Shown is a rendering of the new Eldersburg Commons retail plaza planned for Carroll County.
Shown is a rendering of the new Eldersburg Commons retail plaza planned for Carroll County. (Rendering courtesy of Black Oak Associates)

Prospective tenants for Eldersburg Commons are nearing the final stages of discussions to locate at the shopping center set to replace the former Carrolltowne Center.

Restaurants and retailers such as AT&T, Chipotle Mexican Grill, Noodles & Company, Petco, T.J. Maxx, and Vitamin Shoppe are working on letters of intent to locate at the new shopping center, according to Adam Miller, a leasing agent and principal with KLNB Retail.

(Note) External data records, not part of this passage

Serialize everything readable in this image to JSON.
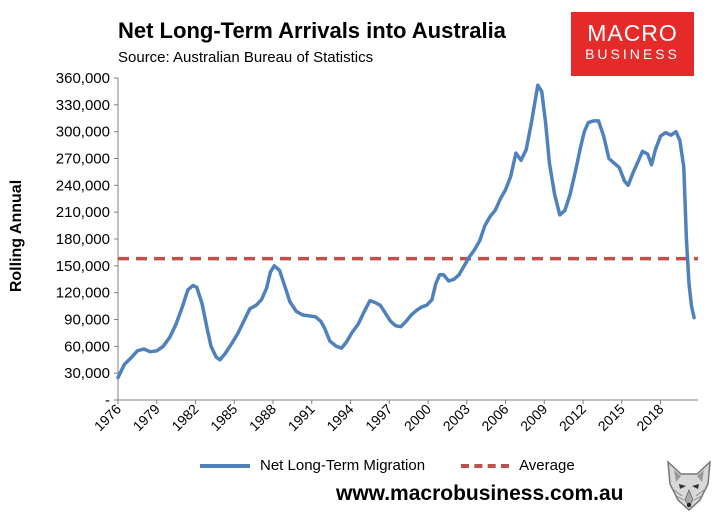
{
  "title": "Net Long-Term Arrivals into Australia",
  "subtitle": "Source: Australian Bureau of Statistics",
  "logo": {
    "line1": "MACRO",
    "line2": "BUSINESS"
  },
  "url": "www.macrobusiness.com.au",
  "colors": {
    "series": "#4f81bd",
    "average": "#c0504d",
    "logo_bg": "#e52a2a"
  },
  "chart_data": {
    "type": "line",
    "title": "Net Long-Term Arrivals into Australia",
    "subtitle": "Source: Australian Bureau of Statistics",
    "ylabel": "Rolling Annual",
    "xlabel": "",
    "ylim": [
      0,
      360000
    ],
    "xlim": [
      1976,
      2020.9
    ],
    "y_ticks": [
      0,
      30000,
      60000,
      90000,
      120000,
      150000,
      180000,
      210000,
      240000,
      270000,
      300000,
      330000,
      360000
    ],
    "y_tick_labels": [
      "-",
      "30,000",
      "60,000",
      "90,000",
      "120,000",
      "150,000",
      "180,000",
      "210,000",
      "240,000",
      "270,000",
      "300,000",
      "330,000",
      "360,000"
    ],
    "x_ticks": [
      1976,
      1979,
      1982,
      1985,
      1988,
      1991,
      1994,
      1997,
      2000,
      2003,
      2006,
      2009,
      2012,
      2015,
      2018
    ],
    "x_tick_labels": [
      "1976",
      "1979",
      "1982",
      "1985",
      "1988",
      "1991",
      "1994",
      "1997",
      "2000",
      "2003",
      "2006",
      "2009",
      "2012",
      "2015",
      "2018"
    ],
    "grid": false,
    "legend_position": "bottom",
    "series": [
      {
        "name": "Net Long-Term Migration",
        "color": "#4f81bd",
        "points": [
          [
            1976.0,
            25000
          ],
          [
            1976.5,
            40000
          ],
          [
            1977.0,
            47000
          ],
          [
            1977.5,
            55000
          ],
          [
            1978.0,
            57000
          ],
          [
            1978.5,
            54000
          ],
          [
            1979.0,
            55000
          ],
          [
            1979.5,
            60000
          ],
          [
            1980.0,
            70000
          ],
          [
            1980.5,
            85000
          ],
          [
            1981.0,
            105000
          ],
          [
            1981.4,
            123000
          ],
          [
            1981.8,
            128000
          ],
          [
            1982.1,
            126000
          ],
          [
            1982.5,
            108000
          ],
          [
            1982.9,
            80000
          ],
          [
            1983.2,
            60000
          ],
          [
            1983.6,
            48000
          ],
          [
            1983.9,
            45000
          ],
          [
            1984.3,
            52000
          ],
          [
            1984.8,
            63000
          ],
          [
            1985.3,
            75000
          ],
          [
            1985.8,
            90000
          ],
          [
            1986.2,
            102000
          ],
          [
            1986.7,
            106000
          ],
          [
            1987.1,
            112000
          ],
          [
            1987.5,
            125000
          ],
          [
            1987.8,
            143000
          ],
          [
            1988.1,
            150000
          ],
          [
            1988.5,
            145000
          ],
          [
            1988.9,
            128000
          ],
          [
            1989.3,
            110000
          ],
          [
            1989.8,
            99000
          ],
          [
            1990.3,
            95000
          ],
          [
            1990.8,
            94000
          ],
          [
            1991.3,
            93000
          ],
          [
            1991.7,
            88000
          ],
          [
            1992.0,
            80000
          ],
          [
            1992.4,
            66000
          ],
          [
            1992.9,
            60000
          ],
          [
            1993.3,
            58000
          ],
          [
            1993.7,
            65000
          ],
          [
            1994.1,
            75000
          ],
          [
            1994.6,
            85000
          ],
          [
            1995.0,
            97000
          ],
          [
            1995.5,
            111000
          ],
          [
            1995.9,
            109000
          ],
          [
            1996.3,
            106000
          ],
          [
            1996.7,
            97000
          ],
          [
            1997.1,
            88000
          ],
          [
            1997.5,
            83000
          ],
          [
            1997.9,
            82000
          ],
          [
            1998.3,
            88000
          ],
          [
            1998.7,
            95000
          ],
          [
            1999.1,
            100000
          ],
          [
            1999.5,
            104000
          ],
          [
            1999.9,
            106000
          ],
          [
            2000.3,
            112000
          ],
          [
            2000.6,
            130000
          ],
          [
            2000.9,
            140000
          ],
          [
            2001.2,
            140000
          ],
          [
            2001.6,
            133000
          ],
          [
            2002.0,
            135000
          ],
          [
            2002.4,
            140000
          ],
          [
            2002.8,
            150000
          ],
          [
            2003.2,
            160000
          ],
          [
            2003.6,
            168000
          ],
          [
            2004.0,
            178000
          ],
          [
            2004.4,
            195000
          ],
          [
            2004.8,
            205000
          ],
          [
            2005.2,
            212000
          ],
          [
            2005.6,
            225000
          ],
          [
            2006.0,
            235000
          ],
          [
            2006.4,
            250000
          ],
          [
            2006.8,
            276000
          ],
          [
            2007.2,
            268000
          ],
          [
            2007.6,
            280000
          ],
          [
            2008.0,
            310000
          ],
          [
            2008.3,
            335000
          ],
          [
            2008.5,
            352000
          ],
          [
            2008.8,
            345000
          ],
          [
            2009.1,
            310000
          ],
          [
            2009.4,
            265000
          ],
          [
            2009.8,
            230000
          ],
          [
            2010.2,
            207000
          ],
          [
            2010.6,
            212000
          ],
          [
            2011.0,
            230000
          ],
          [
            2011.4,
            255000
          ],
          [
            2011.8,
            282000
          ],
          [
            2012.1,
            300000
          ],
          [
            2012.4,
            310000
          ],
          [
            2012.8,
            312000
          ],
          [
            2013.2,
            312000
          ],
          [
            2013.6,
            295000
          ],
          [
            2014.0,
            270000
          ],
          [
            2014.4,
            265000
          ],
          [
            2014.8,
            260000
          ],
          [
            2015.2,
            245000
          ],
          [
            2015.5,
            240000
          ],
          [
            2015.9,
            255000
          ],
          [
            2016.3,
            268000
          ],
          [
            2016.6,
            278000
          ],
          [
            2017.0,
            275000
          ],
          [
            2017.3,
            263000
          ],
          [
            2017.6,
            280000
          ],
          [
            2018.0,
            295000
          ],
          [
            2018.4,
            299000
          ],
          [
            2018.8,
            296000
          ],
          [
            2019.2,
            300000
          ],
          [
            2019.5,
            290000
          ],
          [
            2019.8,
            260000
          ],
          [
            2020.0,
            180000
          ],
          [
            2020.2,
            130000
          ],
          [
            2020.4,
            105000
          ],
          [
            2020.6,
            92000
          ]
        ]
      },
      {
        "name": "Average",
        "color": "#c0504d",
        "style": "dashed",
        "constant": 158000
      }
    ]
  }
}
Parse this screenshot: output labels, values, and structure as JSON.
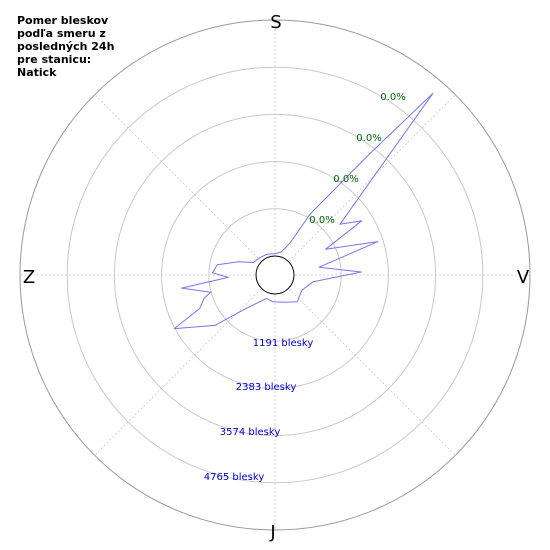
{
  "chart_data": {
    "type": "polar-area",
    "title": "Pomer bleskov\npodľa smeru z\nposledných 24h\npre stanicu:\nNatick",
    "directions": {
      "top": "S",
      "right": "V",
      "bottom": "J",
      "left": "Z"
    },
    "percent_labels": [
      "0.0%",
      "0.0%",
      "0.0%",
      "0.0%"
    ],
    "count_labels": [
      "1191 blesky",
      "2383 blesky",
      "3574 blesky",
      "4765 blesky"
    ],
    "rings": [
      1191,
      2383,
      3574,
      4765
    ],
    "r_max": 5956,
    "series": [
      {
        "color": "#7777ee",
        "points": [
          {
            "angle": 0,
            "value": 60
          },
          {
            "angle": 15,
            "value": 120
          },
          {
            "angle": 25,
            "value": 400
          },
          {
            "angle": 30,
            "value": 1300
          },
          {
            "angle": 38,
            "value": 3400
          },
          {
            "angle": 41,
            "value": 5600
          },
          {
            "angle": 52,
            "value": 1600
          },
          {
            "angle": 58,
            "value": 2100
          },
          {
            "angle": 63,
            "value": 950
          },
          {
            "angle": 72,
            "value": 2250
          },
          {
            "angle": 80,
            "value": 650
          },
          {
            "angle": 88,
            "value": 1700
          },
          {
            "angle": 100,
            "value": 500
          },
          {
            "angle": 120,
            "value": 300
          },
          {
            "angle": 140,
            "value": 400
          },
          {
            "angle": 160,
            "value": 250
          },
          {
            "angle": 185,
            "value": 200
          },
          {
            "angle": 200,
            "value": 150
          },
          {
            "angle": 222,
            "value": 700
          },
          {
            "angle": 230,
            "value": 1500
          },
          {
            "angle": 242,
            "value": 2400
          },
          {
            "angle": 246,
            "value": 1600
          },
          {
            "angle": 252,
            "value": 1400
          },
          {
            "angle": 255,
            "value": 1200
          },
          {
            "angle": 262,
            "value": 1900
          },
          {
            "angle": 267,
            "value": 700
          },
          {
            "angle": 272,
            "value": 1100
          },
          {
            "angle": 280,
            "value": 1000
          },
          {
            "angle": 290,
            "value": 500
          },
          {
            "angle": 300,
            "value": 150
          },
          {
            "angle": 320,
            "value": 100
          },
          {
            "angle": 340,
            "value": 80
          },
          {
            "angle": 360,
            "value": 60
          }
        ]
      }
    ]
  }
}
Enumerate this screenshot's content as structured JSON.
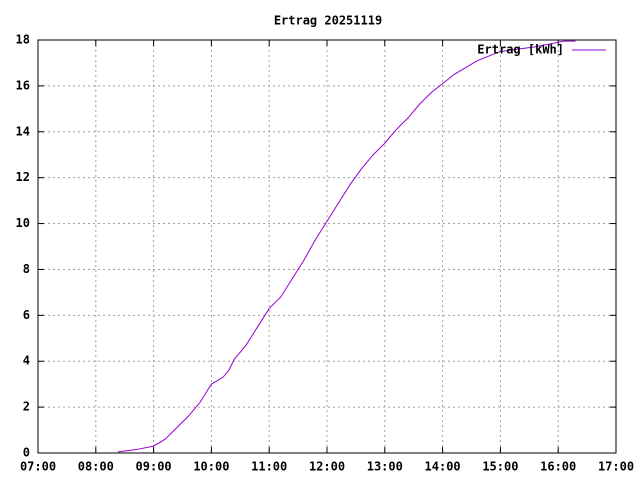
{
  "chart_data": {
    "type": "line",
    "title": "Ertrag 20251119",
    "x": [
      8.38,
      8.7,
      9.0,
      9.2,
      9.4,
      9.6,
      9.8,
      9.9,
      10.0,
      10.2,
      10.3,
      10.4,
      10.6,
      10.8,
      11.0,
      11.2,
      11.4,
      11.6,
      11.8,
      12.0,
      12.2,
      12.4,
      12.6,
      12.8,
      13.0,
      13.2,
      13.4,
      13.6,
      13.8,
      14.0,
      14.2,
      14.4,
      14.6,
      14.8,
      15.0,
      15.3,
      15.6,
      15.9,
      16.1,
      16.3
    ],
    "series": [
      {
        "name": "Ertrag [kWh]",
        "color": "#9400d3",
        "values": [
          0.05,
          0.15,
          0.3,
          0.6,
          1.1,
          1.6,
          2.2,
          2.6,
          3.0,
          3.3,
          3.6,
          4.1,
          4.7,
          5.5,
          6.3,
          6.8,
          7.6,
          8.4,
          9.3,
          10.1,
          10.9,
          11.7,
          12.4,
          13.0,
          13.5,
          14.1,
          14.6,
          15.2,
          15.7,
          16.1,
          16.5,
          16.8,
          17.1,
          17.3,
          17.5,
          17.6,
          17.7,
          17.85,
          17.95,
          17.95
        ]
      }
    ],
    "xlim": [
      7,
      17
    ],
    "xticks": [
      {
        "value": 7,
        "label": "07:00"
      },
      {
        "value": 8,
        "label": "08:00"
      },
      {
        "value": 9,
        "label": "09:00"
      },
      {
        "value": 10,
        "label": "10:00"
      },
      {
        "value": 11,
        "label": "11:00"
      },
      {
        "value": 12,
        "label": "12:00"
      },
      {
        "value": 13,
        "label": "13:00"
      },
      {
        "value": 14,
        "label": "14:00"
      },
      {
        "value": 15,
        "label": "15:00"
      },
      {
        "value": 16,
        "label": "16:00"
      },
      {
        "value": 17,
        "label": "17:00"
      }
    ],
    "ylim": [
      0,
      18
    ],
    "yticks": [
      0,
      2,
      4,
      6,
      8,
      10,
      12,
      14,
      16,
      18
    ],
    "grid": true,
    "legend": "top-right"
  }
}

Sleepy's Mattress is also in discussions to open a location at Eldersburg Commons, but is not as far along in the process as the other retailers, Miller said.

Black Oak Associates, based in Owings Mill, is in the midst of a $50 million project to turn the former Carrolltowne Center into Eldersburg Commons, with a Walmart, restaurants and home, fashion and beauty retailers.

Given the timeframe of the project, Miller said the letters of intent could be signed in about 60 days with a lease signed about 60 to 90 days after that.

Miller said the project has been "very well received" by both national chains and local businesses.

KLNB has been in discussions with a number of local businesses for a potential location in Eldersburg Commons.

These businesses include a bakery, bike shop, craft store, shoe store, and restaurants, Miller said.

Dixon Harvey, president of Black Oak, said he is "happy with the progress" on the project thus far, but acknowledged the weather has not been cooperative since Thanksgiving.

Black Oak had originally proposed a fall 2014 opening, but Harvey said the opening date is now in flux.

The weather over the next three months will play a big role in whether the opening is pushed into 2015, he said.

The former Carrolltowne Center has been almost completely demolished. The next step in the project is to begin installing underground utilities and site grading, Harvey said.

Residents in the area won't see buildings beginning to take shape on the site until early summer, according to Harvey.

There will be space for 18-20 tenants at Eldersburg Commons and like Miller, Harvey said there's been "great interest" from local and regional retailers.

"We're feeling good about it," he said.

Big Lots is still open while construction is ongoing and Harvey said they are in constant conversation with the retailer, but the store's future has yet to be decided.